Wehunt contends the only evidence of murder is circumstantial and is rebutted by his son. The jury determines the credibility of witnesses. OCGA § 24-9-80. Wehunt’s explanation of events changed during the police investigation, as did his son’s. Despite the consistency of their first, admittedly false, versions, those stories were claimed not to have been developed in collaboration. The final ver*459sions, although generally similar, were different in material respects and inconsistency in the evidence is for the jury’s resolution. Clifford v. State, 266 Ga. 620, 621 (1) (469 SE2d 155) (1996). The jury was entitled to reject the versions of events offered by Wehunt and his son. Brannon v. State, 266 Ga. 667, 668 (469 SE2d 676) (1996).
Decided January 19, 1999.
Mary Jane Melton, for appellant.
Herbert E. Franklin, Jr., District Attorney, Thurbert E. Baker, Attorney General, Paula K. Smith, Senior Assistant Attorney General, Daniel G. Ashburn, Assistant Attorney General, for appellee.
Further, even if the evidence is considered to be only circumstantial, and while circumstantial evidence must exclude all reasonable hypotheses save that of the defendant’s guilt, OCGA § 24-4-6, questions regarding the reasonableness of hypotheses are generally to be decided by the jury which heard the evidence, and where the jury is authorized to find that the evidence, though circumstantial, was sufficient to exclude every reasonable hypothesis save that of guilt, that finding will not be disturbed unless the verdict of guilty is insupportable as a matter of law.
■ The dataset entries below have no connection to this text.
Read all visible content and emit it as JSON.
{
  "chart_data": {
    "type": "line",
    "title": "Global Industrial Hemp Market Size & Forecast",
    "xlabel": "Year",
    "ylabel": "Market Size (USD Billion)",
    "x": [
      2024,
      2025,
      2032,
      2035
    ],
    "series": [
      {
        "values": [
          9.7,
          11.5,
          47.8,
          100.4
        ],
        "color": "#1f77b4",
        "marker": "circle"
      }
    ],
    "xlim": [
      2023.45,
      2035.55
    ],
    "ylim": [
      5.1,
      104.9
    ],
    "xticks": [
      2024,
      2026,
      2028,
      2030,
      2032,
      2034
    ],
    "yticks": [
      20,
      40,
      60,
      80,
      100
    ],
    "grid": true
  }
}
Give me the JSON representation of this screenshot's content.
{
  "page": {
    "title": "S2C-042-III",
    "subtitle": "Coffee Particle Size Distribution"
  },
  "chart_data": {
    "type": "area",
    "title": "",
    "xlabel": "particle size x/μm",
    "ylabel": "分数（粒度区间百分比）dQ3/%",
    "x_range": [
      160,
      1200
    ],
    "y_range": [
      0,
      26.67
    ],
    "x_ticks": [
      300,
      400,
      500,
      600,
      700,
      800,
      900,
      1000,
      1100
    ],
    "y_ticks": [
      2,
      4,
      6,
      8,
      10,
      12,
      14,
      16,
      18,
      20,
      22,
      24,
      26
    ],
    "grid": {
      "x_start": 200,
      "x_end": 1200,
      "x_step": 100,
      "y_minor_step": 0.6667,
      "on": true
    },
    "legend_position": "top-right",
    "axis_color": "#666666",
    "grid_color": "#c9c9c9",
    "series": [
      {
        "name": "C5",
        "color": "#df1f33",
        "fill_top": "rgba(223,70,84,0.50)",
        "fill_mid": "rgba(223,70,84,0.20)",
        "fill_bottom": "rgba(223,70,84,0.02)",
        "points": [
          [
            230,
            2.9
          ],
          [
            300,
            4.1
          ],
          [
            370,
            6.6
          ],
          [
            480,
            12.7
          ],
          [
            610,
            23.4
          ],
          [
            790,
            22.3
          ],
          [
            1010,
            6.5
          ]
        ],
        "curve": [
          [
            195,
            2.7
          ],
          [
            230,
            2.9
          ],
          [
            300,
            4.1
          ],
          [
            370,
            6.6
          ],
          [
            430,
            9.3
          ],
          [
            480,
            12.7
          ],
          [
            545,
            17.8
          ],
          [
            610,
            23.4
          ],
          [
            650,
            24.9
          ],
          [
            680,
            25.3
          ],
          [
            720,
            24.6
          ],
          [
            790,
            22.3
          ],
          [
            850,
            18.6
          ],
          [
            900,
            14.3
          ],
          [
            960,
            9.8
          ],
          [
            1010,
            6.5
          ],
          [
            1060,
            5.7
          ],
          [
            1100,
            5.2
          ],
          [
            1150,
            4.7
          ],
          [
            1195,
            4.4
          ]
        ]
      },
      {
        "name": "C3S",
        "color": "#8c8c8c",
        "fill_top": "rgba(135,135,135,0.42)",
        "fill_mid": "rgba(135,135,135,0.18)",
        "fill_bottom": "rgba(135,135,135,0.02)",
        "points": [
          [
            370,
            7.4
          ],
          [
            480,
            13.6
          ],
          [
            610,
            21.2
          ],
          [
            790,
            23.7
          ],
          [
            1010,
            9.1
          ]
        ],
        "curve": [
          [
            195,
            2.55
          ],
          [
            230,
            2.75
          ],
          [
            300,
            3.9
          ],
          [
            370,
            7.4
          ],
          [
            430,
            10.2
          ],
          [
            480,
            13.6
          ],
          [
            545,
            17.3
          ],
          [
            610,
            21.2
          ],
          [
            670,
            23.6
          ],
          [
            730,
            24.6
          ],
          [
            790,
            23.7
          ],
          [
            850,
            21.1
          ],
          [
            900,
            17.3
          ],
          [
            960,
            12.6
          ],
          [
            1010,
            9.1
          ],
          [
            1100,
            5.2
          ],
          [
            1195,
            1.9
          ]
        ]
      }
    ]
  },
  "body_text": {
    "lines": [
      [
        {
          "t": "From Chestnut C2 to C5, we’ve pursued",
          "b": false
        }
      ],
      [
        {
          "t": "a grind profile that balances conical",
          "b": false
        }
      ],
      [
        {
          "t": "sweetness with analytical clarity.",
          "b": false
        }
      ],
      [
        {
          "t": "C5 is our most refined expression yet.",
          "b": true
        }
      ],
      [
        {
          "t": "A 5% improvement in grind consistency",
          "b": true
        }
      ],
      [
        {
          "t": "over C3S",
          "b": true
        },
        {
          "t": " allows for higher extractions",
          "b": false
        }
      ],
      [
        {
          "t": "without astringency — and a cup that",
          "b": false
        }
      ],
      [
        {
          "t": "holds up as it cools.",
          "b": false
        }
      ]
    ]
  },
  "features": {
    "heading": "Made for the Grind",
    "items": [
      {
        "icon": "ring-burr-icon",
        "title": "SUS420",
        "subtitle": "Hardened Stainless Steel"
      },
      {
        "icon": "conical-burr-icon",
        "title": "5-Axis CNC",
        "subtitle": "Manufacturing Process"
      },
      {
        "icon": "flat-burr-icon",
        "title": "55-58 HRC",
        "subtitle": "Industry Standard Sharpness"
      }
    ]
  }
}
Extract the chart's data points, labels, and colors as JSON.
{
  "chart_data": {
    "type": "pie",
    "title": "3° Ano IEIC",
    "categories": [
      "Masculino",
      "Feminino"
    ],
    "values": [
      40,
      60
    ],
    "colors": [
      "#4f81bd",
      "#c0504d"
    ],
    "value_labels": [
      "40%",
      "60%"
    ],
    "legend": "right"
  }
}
Roper v. State, 263 Ga. 201 (1) (429 SE2d 668) (1993). The jury was entitled to reject the claims of Wehunt and his son that the shooting was an accident and accept the circumstantial evidence of an intentional act. Griffin v. State, 251 Ga. 431, 432 (1) (306 SE2d 283) (1983). The evidence was sufficient to authorize a rational trier of fact to find beyond a reasonable doubt that Wehunt was guilty of the offenses of which he was convicted. Jackson v. Virginia, 443 U. S. 307 (99 SC 2781, 61 LE2d 560) (1979).

Judgments affirmed.

All the Justices concur.

 The crimes occurred on January 24, 1995. On September 13, 1995, Wehunt was indicted for malice murder, voluntary manslaughter, and possession of a firearm by a convicted felon. He was tried before a jury on October 2-4, 1995, and he was convicted of malice murder and possession of a firearm by a convicted felon; the jury returned a verdict of not guilty on the charge of voluntary manslaughter. On October 4, 1995, he was sentenced to life imprisonment for malice murder and a concurrent five-year term for possession of a firearm by a convicted felon. Wehunt moved for a new trial on October 6, 1995, which was denied on August 19,1998. His notice of appeal was filed September 2,1998, and the appeal was docketed in the Court of Appeals on September 4, 1998. On September 9, 1998, the Court of Appeals transferred the appeal to this Court, where it was docketed September 18, 1998, and submitted for decision without oral argument on November 9, 1998.